Quanta nebbia sul Milan
Ralf Rangnick, l’ipotetico direttore sportivo di un Milan da costruire, ha annunciato il rinnovo con la sua nazionale fino al 2028 e in un’intervista all’ORF, l’emittente pubblica austriaca, ha dichiarato: “Sono contento di aver preso questa decisione. È importante anche per me potermi ora concentrare completamente sui Mondiali. Tutto lo staff è d’accordo e felice di essere qui. Ecco perché posso sedermi e dire con una buona sensazione che è la decisione giusta”.
Anche per la scelta dell’allenatore, tra un’esitazione e un’altra, Cardinale-Ibra avevano puntato su Andoni Iraola che il 4 giugno è stato ufficializzato sulla panchina del Liverpool.
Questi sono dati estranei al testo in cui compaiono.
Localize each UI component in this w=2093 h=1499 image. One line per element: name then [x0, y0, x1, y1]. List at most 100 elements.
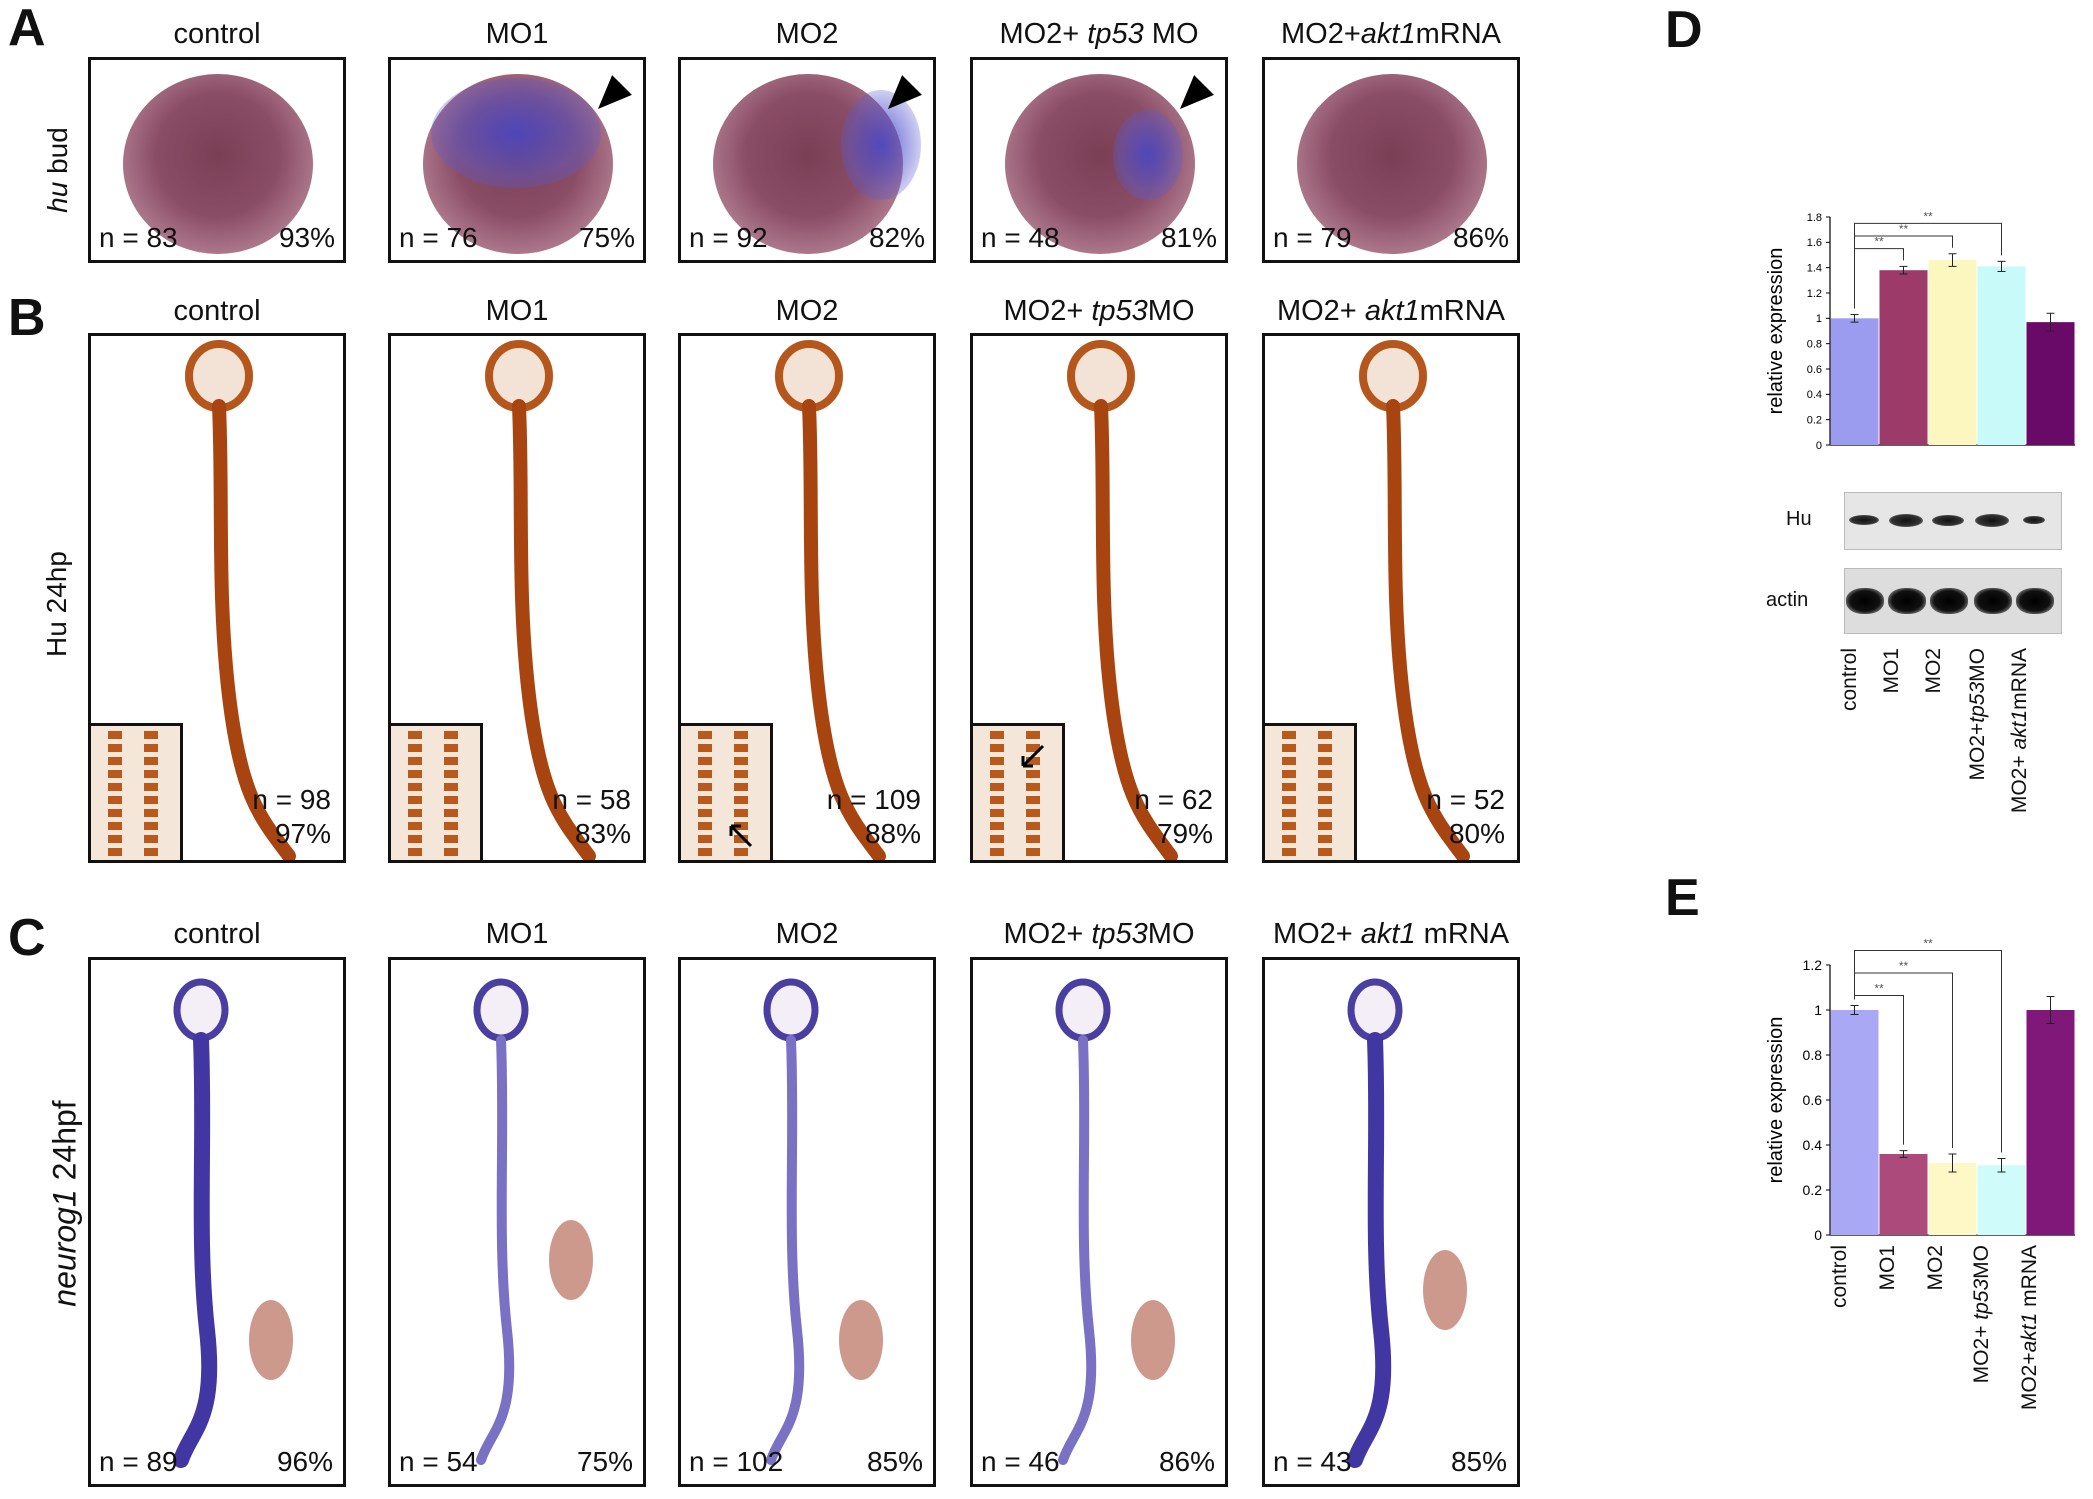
- category-label: MO2+akt1 mRNA: [2018, 1245, 2042, 1465]
- embryo-panel: n = 92 82%: [678, 57, 936, 263]
- title-italic: akt1: [1360, 18, 1416, 50]
- actin-band: [1888, 588, 1926, 614]
- y-axis-label: relative expression: [1765, 1017, 1787, 1184]
- bar: [1830, 318, 1879, 445]
- column-title: control: [68, 918, 366, 951]
- western-blot: [1800, 492, 2062, 634]
- title-italic: tp53: [1091, 295, 1148, 327]
- blot-label-actin: actin: [1766, 589, 1809, 611]
- spinal-cord-staining: [1347, 1032, 1392, 1468]
- label-suffix: MO: [1969, 1245, 1993, 1279]
- title-italic: tp53: [1087, 18, 1144, 50]
- hu-band: [1975, 513, 2009, 527]
- y-tick-label: 1.2: [1807, 288, 1822, 300]
- brain-staining: [1347, 978, 1403, 1042]
- percentage: 79%: [1156, 818, 1213, 849]
- title-suffix: mRNA: [1419, 295, 1506, 327]
- yolk-extension: [839, 1300, 883, 1380]
- hu-band: [1889, 513, 1923, 527]
- category-label: MO1: [1880, 648, 1904, 868]
- label-italic: akt1: [2007, 709, 2031, 750]
- significance-marker: **: [1899, 959, 1909, 973]
- significance-marker: **: [1874, 982, 1884, 996]
- yolk-extension: [1131, 1300, 1175, 1380]
- label-suffix: MO: [1965, 648, 1989, 682]
- title-text: MO2: [775, 918, 839, 950]
- category-label: MO2+ tp53MO: [1970, 1245, 1994, 1465]
- hu-embryo-panel: n = 58 83%: [388, 333, 646, 863]
- column-title: control: [68, 18, 366, 51]
- neurog1-embryo-drawing: [763, 978, 883, 1465]
- brain-staining: [763, 978, 819, 1042]
- sample-count: n = 48: [981, 222, 1060, 253]
- inset-magnified: [973, 723, 1065, 860]
- hu-embryo-drawing: [185, 340, 296, 860]
- brain-staining: [1055, 978, 1111, 1042]
- percentage: 75%: [576, 1446, 633, 1477]
- arrow-icon: [729, 824, 753, 848]
- column-title: MO1: [368, 295, 666, 328]
- column-title: MO2: [658, 295, 956, 328]
- label-text: control: [1837, 648, 1861, 712]
- actin-band: [1974, 588, 2012, 614]
- sample-count: n = 58: [552, 784, 631, 815]
- hu-band: [1932, 514, 1964, 526]
- label-text: MO2+: [1969, 1319, 1993, 1384]
- percentage: 81%: [1160, 222, 1217, 253]
- neurog1-embryo-drawing: [473, 978, 593, 1465]
- bar: [1928, 1163, 1977, 1235]
- bar: [1879, 1154, 1928, 1235]
- brain-staining: [173, 978, 229, 1042]
- title-text: MO2+: [999, 18, 1088, 50]
- panel-letter-b: B: [8, 289, 46, 347]
- label-text: MO2+: [2017, 1352, 2041, 1411]
- label-text: MO1: [1875, 1245, 1899, 1291]
- significance-marker: **: [1923, 937, 1933, 951]
- y-tick-label: 1: [1816, 313, 1822, 325]
- embryo-panel: n = 76 75%: [388, 57, 646, 263]
- bar: [2026, 1010, 2075, 1235]
- bar: [1879, 270, 1928, 445]
- spinal-cord-staining: [212, 399, 296, 860]
- title-suffix: mRNA: [1415, 918, 1510, 950]
- column-title: MO2: [658, 918, 956, 951]
- sample-count: n = 109: [826, 784, 921, 815]
- sample-count: n = 52: [1426, 784, 1505, 815]
- column-title: MO2+ akt1 mRNA: [1242, 918, 1540, 951]
- y-tick-label: 1.6: [1807, 237, 1822, 249]
- y-tick-label: 0.8: [1807, 339, 1822, 351]
- label-text: control: [1827, 1245, 1851, 1309]
- inset-drawing: [408, 731, 458, 860]
- actin-band: [2016, 588, 2054, 614]
- label-text: MO2+: [2007, 749, 2031, 814]
- spinal-cord-staining: [1058, 1035, 1097, 1465]
- percentage: 93%: [278, 222, 335, 253]
- hu-staining: [1113, 110, 1183, 200]
- y-tick-label: 0: [1814, 1227, 1822, 1240]
- bar: [1928, 260, 1977, 445]
- row-c-label: neurog1 24hpf: [46, 1100, 83, 1307]
- percentage: 88%: [864, 818, 921, 849]
- label-suffix: mRNA: [2007, 648, 2031, 710]
- label-suffix: mRNA: [2017, 1245, 2041, 1313]
- inset-magnified: [681, 723, 773, 860]
- title-text: MO2+: [1003, 918, 1092, 950]
- blot-label-hu: Hu: [1786, 508, 1812, 530]
- inset-magnified: [91, 723, 183, 860]
- hu-embryo-panel: n = 109 88%: [678, 333, 936, 863]
- sample-count: n = 43: [1273, 1446, 1352, 1477]
- category-label: control: [1828, 1245, 1852, 1465]
- y-tick-label: 1: [1814, 1002, 1822, 1018]
- y-tick-label: 0.2: [1803, 1182, 1823, 1198]
- label-italic: tp53: [1965, 681, 1989, 723]
- neurog1-embryo-panel: n = 43 85%: [1262, 957, 1520, 1487]
- title-text: MO2+: [1281, 18, 1361, 50]
- brain-staining: [1067, 340, 1135, 412]
- column-title: control: [68, 295, 366, 328]
- title-text: control: [173, 918, 261, 950]
- arrow-icon: [1021, 744, 1045, 768]
- title-suffix: mRNA: [1415, 18, 1501, 50]
- significance-bracket: [1854, 222, 2002, 309]
- inset-drawing: [1282, 731, 1332, 860]
- hu-embryo-panel: n = 52 80%: [1262, 333, 1520, 863]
E’ stata la volta di Oliver Glasner che sembrava perfetto con o senza l’arrivo di Ralf Rangnick, ma nelle ultime ore anche Glasner, troppo vicino al tedesco, ha perso quota a favore di Ruben Amorim, legato ancora al Manchester United da un altro anno di contratto. Comunque, secondo A Bola, il portoghese sarebbe in pole position con la benedizione di Zlatan Ibrahimovic con l’offerta di biennale da 4 milioni di euro con opzione per un’altra stagione.
Tutto deciso, dunque? Non proprio perché secondo Sportmediaset, resiste la candidatura di Matthias Jaissle, tra i primi nomi sondati e alla guida dell’Al Ahli con cui ha un contratto da 11 milioni netti l’anno. Il suo profilo è molto apprezzato da Gerry Cardinale ma la clausola da 5 milioni di euro da pagare per liberarlo dai sauditi è un ostacolo tutt’altro che banale. Il 38enne, che ha guidato anche il Salisburgo per due stagioni, ha vinto due Champions League asiatiche consecutive.
E Massimiliano Allegri? Attende qualcuno che firmi la rescissione del contratto, ma “Quousque tandem abutere, Milan, patientia nostra?»